RandomForestClassifier(min_samples_leaf=10, n_jobs=-1, random_state=42)

In [17]:
y_pred = rf_clf.predict(X_test)
y_train_pred = rf_clf.predict(X_train)

### Check performance on the final train and test sets

In [22]:
print(f"F1 macro train set: {f1_score(y_train, y_train_pred, average='macro'):.4f}")
print(f"F1 micro train set: {f1_score(y_train, y_train_pred, average='micro'):.4f}")

F1 macro train set: 0.3172
F1 micro train set: 0.6771


In [21]:
print(f"F1 macro test set: {f1_score(y_test, y_pred, average='macro'):.4f}")
print(f"F1 micro test set: {f1_score(y_test, y_pred, average='micro'):.4f}")

F1 macro test set: 0.2892
F1 micro test set: 0.6598


The final train and test scores follow the trend established in the cross-validation very closely.

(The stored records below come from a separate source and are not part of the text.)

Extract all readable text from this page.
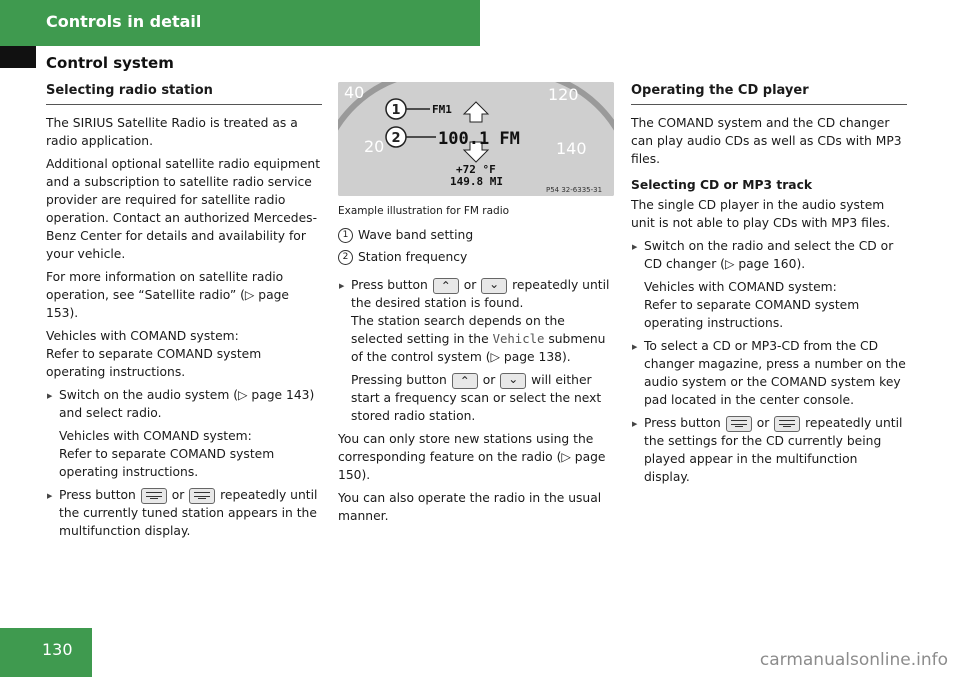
Controls in detail
Control system
Selecting radio station

The SIRIUS Satellite Radio is treated as a radio application.

Additional optional satellite radio equipment and a subscription to satellite radio service provider are required for satellite radio operation. Contact an authorized Mercedes-Benz Center for details and availability for your vehicle.

For more information on satellite radio operation, see “Satellite radio” (▷ page 153).

Vehicles with COMAND system:
Refer to separate COMAND system operating instructions.

▶ Switch on the audio system (▷ page 143) and select radio.
Vehicles with COMAND system:
Refer to separate COMAND system operating instructions.
▶ Press button	or	repeatedly until the currently tuned station appears in the multifunction display.
40
20
120
140
1
2
FM1
100.1 FM
+72 °F
149.8 MI
P54 32-6335-31
Example illustration for FM radio
1 Wave band setting
2 Station frequency
▶ Press button ⌃	or ⌄	repeatedly until the desired station is found.
The station search depends on the selected setting in the Vehicle submenu of the control system (▷ page 138).
Pressing button ⌃	or ⌄	will either start a frequency scan or select the next stored radio station.

You can only store new stations using the corresponding feature on the radio (▷ page 150).

You can also operate the radio in the usual manner.

Operating the CD player

The COMAND system and the CD changer can play audio CDs as well as CDs with MP3 files.

Selecting CD or MP3 track

The single CD player in the audio system unit is not able to play CDs with MP3 files.

▶ Switch on the radio and select the CD or CD changer (▷ page 160).
Vehicles with COMAND system:
Refer to separate COMAND system operating instructions.
▶ To select a CD or MP3-CD from the CD changer magazine, press a number on the audio system or the COMAND system key pad located in the center console.
▶ Press button	or	repeatedly until the settings for the CD currently being played appear in the multifunction display.
130
carmanualsonline.info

In the FAQ, the following was mentioned:

<blockquote>For reference, the F1-score of our baseline is 0.216 (macro F1-score) and 0.456 (weighted F1-score), so try to achieve as higher as possible than this.</blockquote>

The scores of **0.289 (macro F1-score)** and **0.660 (weighted F1-score)** on the test set achieve this!

I tried originally to only do it with the embeddings but got a real boost from the `positions` feature.

### Create a final BIO format file with all predictions (train and test dataset) combined for `evaluation.py`

In [20]:
bio_labels = label_enc.inverse_transform(rf_clf.predict(X))
df["pred_label"] = bio_labels
export = df.loc[:, ["word", "pred_label"]]
export.to_csv("data/pred-output.txt", sep="\t", index=False, header=None)

In [23]:
with open("data/output.txt") as f:
    d = f.read()

# some corruption with direct pandas reading led to this workaround
df_orig = pd.DataFrame([x.split('\t') for x in d.split('\n')], columns=["word", "label"])
df_orig = df.iloc[:-1, :]  # remove the extra last row

### Execute `evaluation.py`

In [31]:
!python evaluation.py --gt_bio_path data/output.txt --pred_bio_path data/pred-output.txt

Macro F1-Score:  0.31
Weighted F1-Score:  0.597